We are inviting contributions that explore these questions by addressing specific groups of people and the impact of their various decisions and activities on health in Europe, or on determinants that have shaped health and the various groups of people who have driven those determinants. We realize that Europe is difficult to define, and that historiography is uneven with regard to cases across the continent. But we try to be as pan-European as possible and invite chapters that consider more than one place in Europe and connect their local findings to the continent as a whole. It is expected that all texts will in some way address the current knowledge of the mechanisms through which actors impact population health and its determinants, and discuss how these findings add to our understanding to the making of Europe when applied to circumstances in different parts of the continent since 1900.
In particular, we invite contributions on the following topics, though others are welcome as well:
Part I. Actors. Chapters in this section focus on individuals and groups that intentionally or unintentionally shaped population health through their actions.

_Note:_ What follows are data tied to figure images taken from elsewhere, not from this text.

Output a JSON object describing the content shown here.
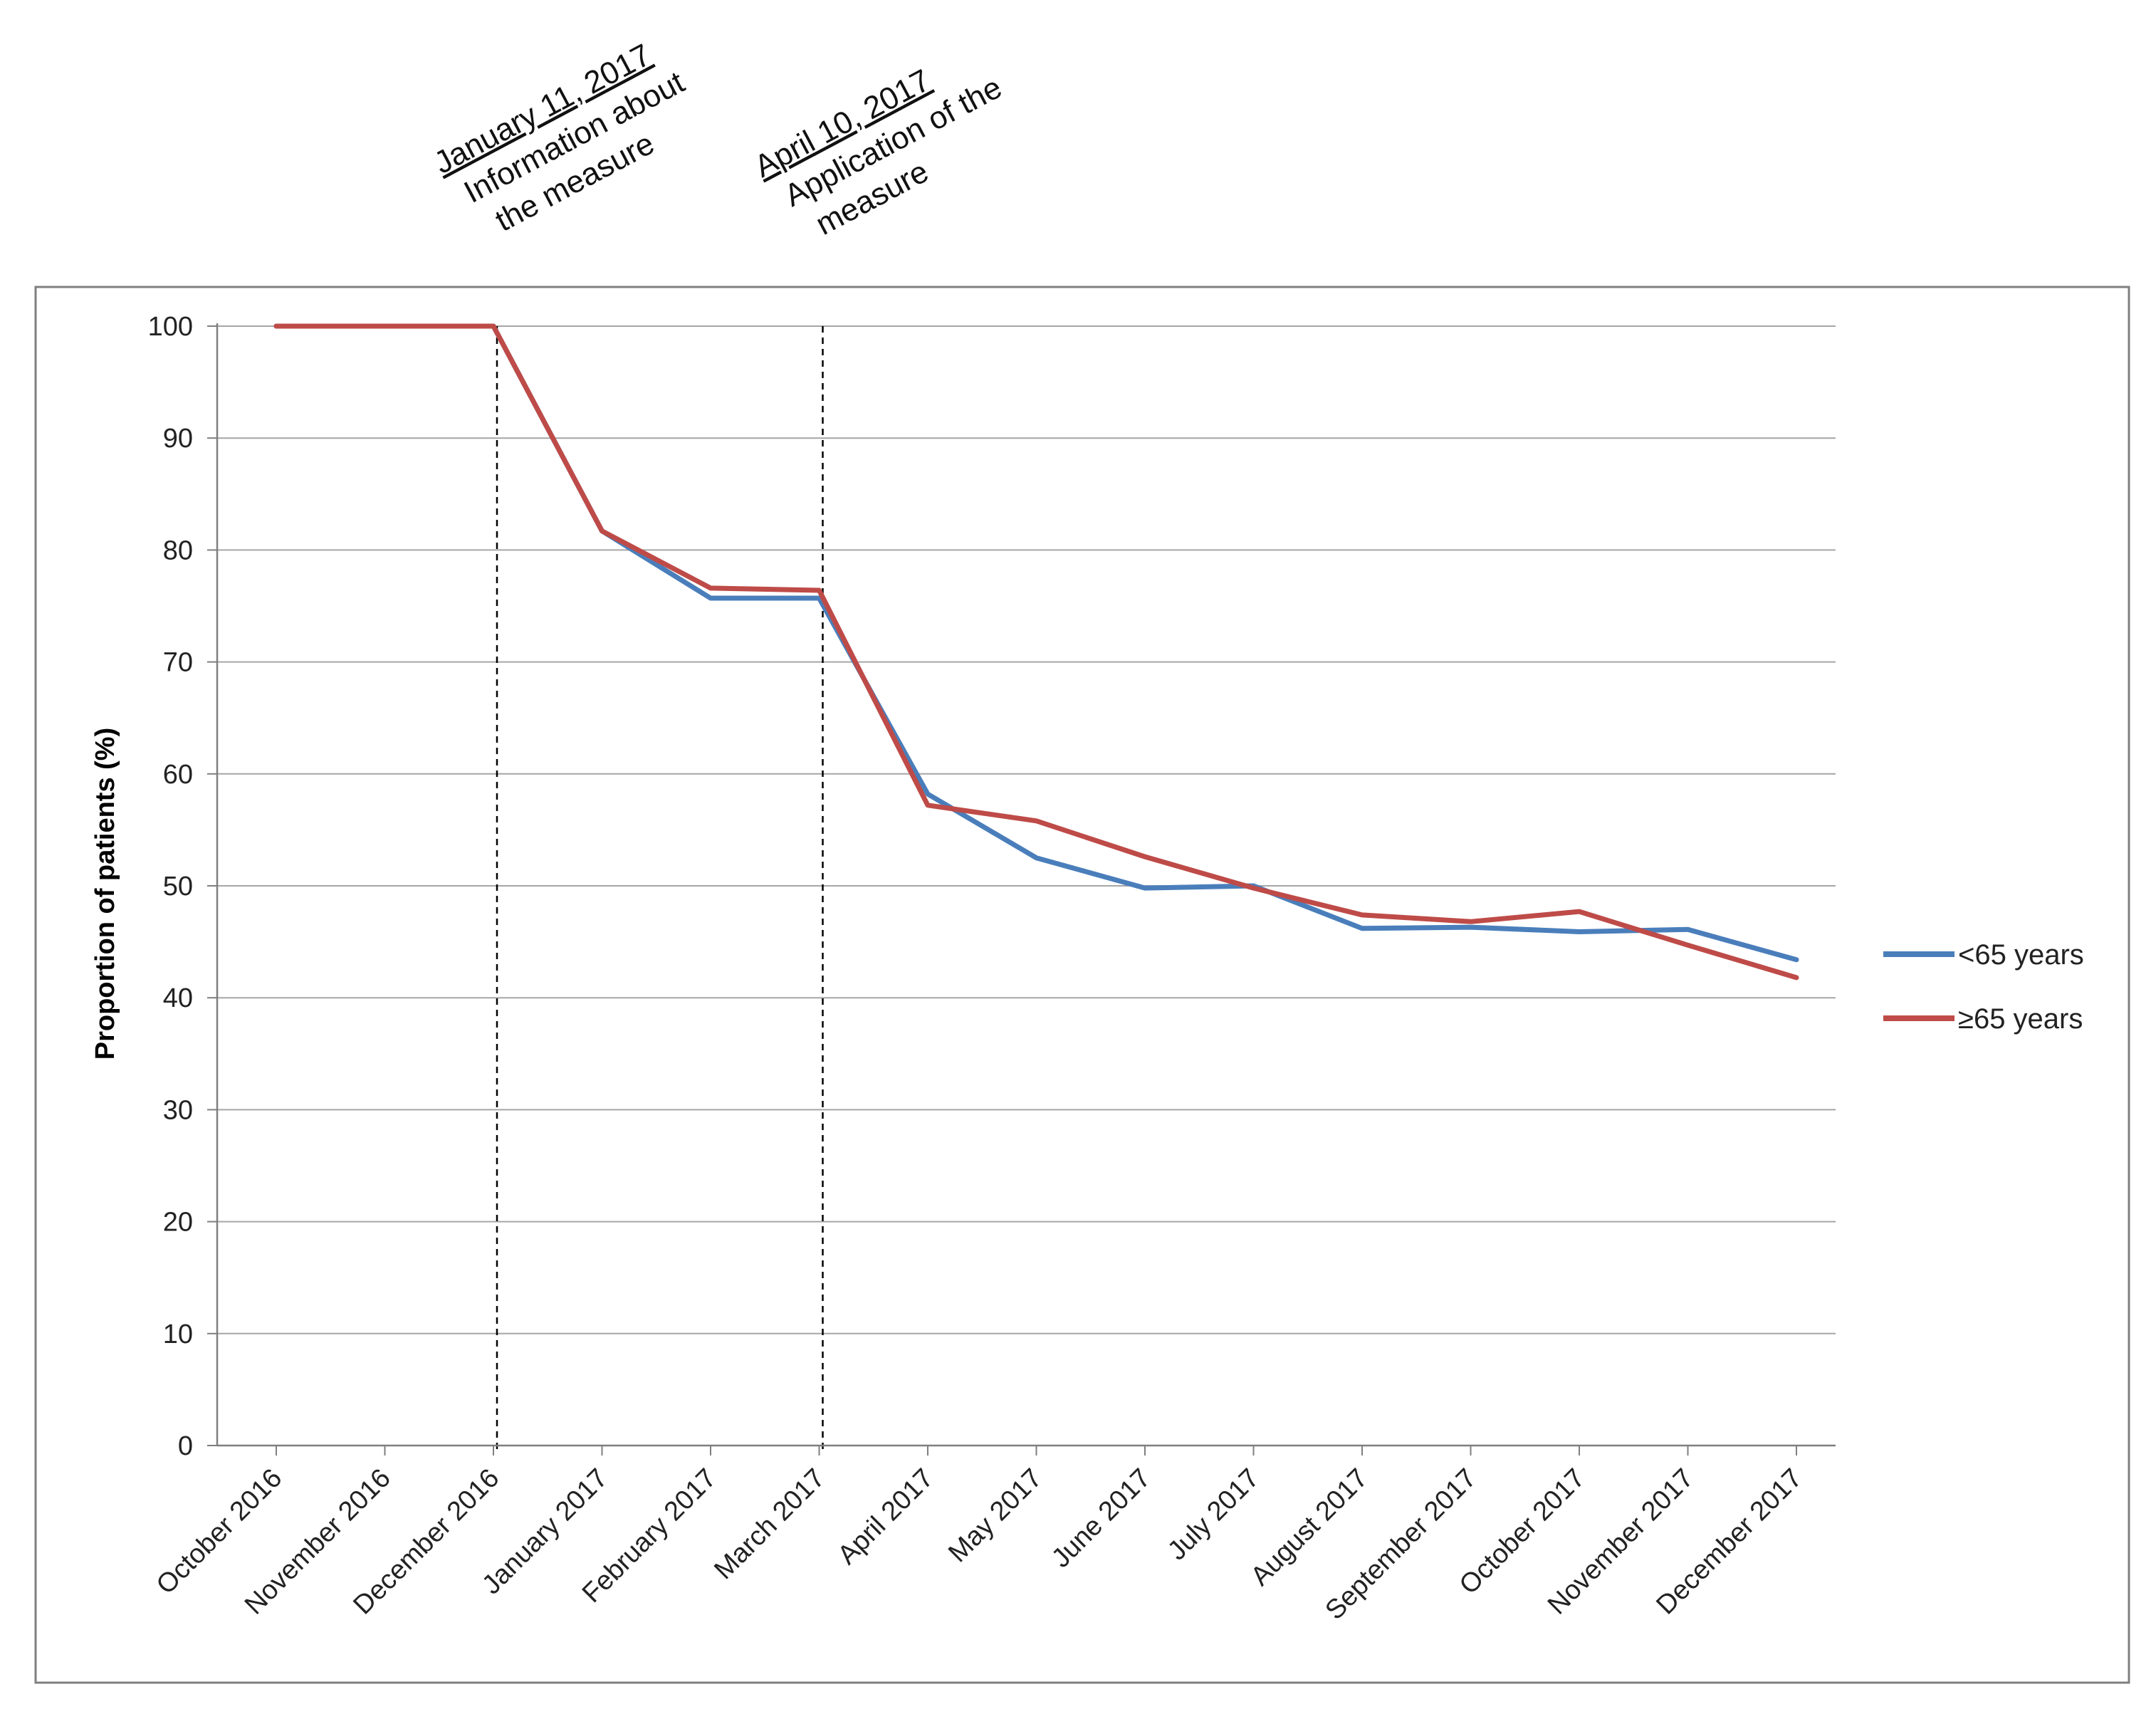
{
  "chart_data": {
    "type": "line",
    "title": "",
    "xlabel": "",
    "ylabel": "Proportion of patients (%)",
    "ylim": [
      0,
      100
    ],
    "yticks": [
      0,
      10,
      20,
      30,
      40,
      50,
      60,
      70,
      80,
      90,
      100
    ],
    "grid": true,
    "legend_position": "right",
    "categories": [
      "October 2016",
      "November 2016",
      "December 2016",
      "January 2017",
      "February 2017",
      "March 2017",
      "April 2017",
      "May 2017",
      "June 2017",
      "July 2017",
      "August 2017",
      "September 2017",
      "October 2017",
      "November 2017",
      "December 2017"
    ],
    "series": [
      {
        "name": "<65 years",
        "color": "#4a7ebb",
        "values": [
          100,
          100,
          100,
          81.7,
          75.7,
          75.7,
          58.2,
          52.5,
          49.8,
          50,
          46.2,
          46.3,
          45.9,
          46.1,
          43.4
        ]
      },
      {
        "name": "≥65 years",
        "color": "#be4b48",
        "values": [
          100,
          100,
          100,
          81.7,
          76.6,
          76.4,
          57.2,
          55.8,
          52.6,
          49.8,
          47.4,
          46.8,
          47.7,
          44.7,
          41.8
        ]
      }
    ],
    "annotations": [
      {
        "date": "January 11, 2017",
        "text_lines": [
          "Information  about",
          "the measure"
        ],
        "at_category": "December 2016"
      },
      {
        "date": "April 10, 2017",
        "text_lines": [
          "Application of the",
          "measure"
        ],
        "at_category": "March 2017"
      }
    ]
  }
}
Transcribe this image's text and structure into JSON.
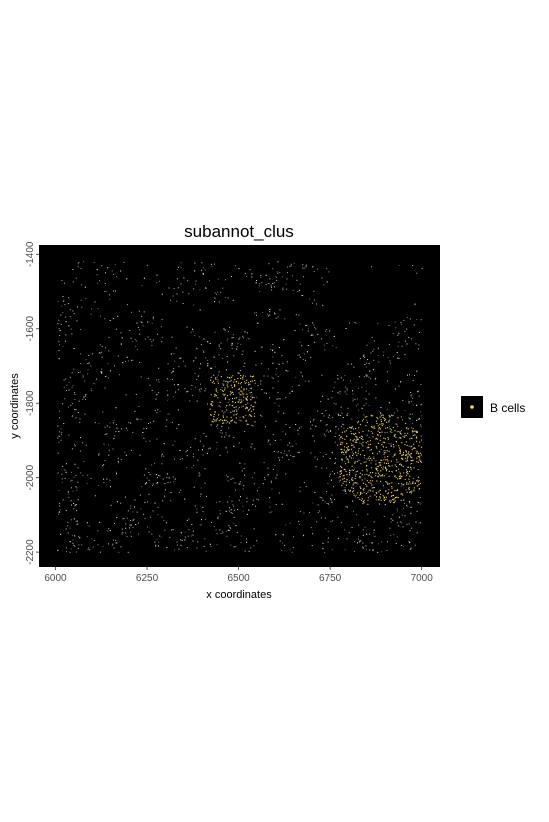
{
  "chart_data": {
    "type": "scatter",
    "title": "subannot_clus",
    "xlabel": "x coordinates",
    "ylabel": "y coordinates",
    "xlim": [
      5955,
      7050
    ],
    "ylim": [
      -2240,
      -1375
    ],
    "x_ticks": [
      6000,
      6250,
      6500,
      6750,
      7000
    ],
    "y_ticks": [
      -1400,
      -1600,
      -1800,
      -2000,
      -2200
    ],
    "x_tick_labels": [
      "6000",
      "6250",
      "6500",
      "6750",
      "7000"
    ],
    "y_tick_labels": [
      "-1400",
      "-1600",
      "-1800",
      "-2000",
      "-2200"
    ],
    "panel_background": "#000000",
    "background_points_color": "#d9d9d9",
    "grid": false,
    "legend": {
      "placement": "right",
      "entries": [
        {
          "name": "B cells",
          "color": "#ffd966"
        }
      ]
    }
  }
}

This may include, among others, politicians and reformers, insurance companies, industries, energy plants, urban planners, nutritionists, citizens as consumers, healthcare workers, researchers, mothers and other family members, anti-science activists, psychologists, and journalists.
Part II. Determinants. Chapters in this section focus on determinants of health (for better or for worse), which various actors have generated, for instance:
- Education: social reformers, nation builders, teachers
- Sanitation, urban and rural: politicians, engineers, physicians, social reformers
- Warfare and conflict: soldiers, politicians, nationalists
- Income, economic growth, inequalities, social status: workers, entrepreneurs, people in power
- Pollution, environmental poisoning, toxic waste: industrialists, public health experts, workers
- Housing, urbanization, rural living: citizens, peasants, urban planners, local and central politicians
- Food (safety, security, quality): regulators, consumers, transport facilitators
- Transportation: nation builders, politicians, workers, consumers
- (Recreational) drugs (cigarettes, alcohol, refined drugs): consumers, regulators, activists
- Tourism
- Trade
- Energy
- Agriculture
- …
Please, send abstracts and brief cv’s (one page) to Iris Borowy borowyiris@i.shu.edu.cn; Frank Huisman f.huisman@maastrichtuniversity.nl, and Kalle Kappner kallekappner@googlemail.com. Deadline: 30 June 2023. Authors will be informed about the decision by 1 August 2023.
First drafts of texts of approximately 8,000 to 10,000 words will be expected by 31 March, 2024.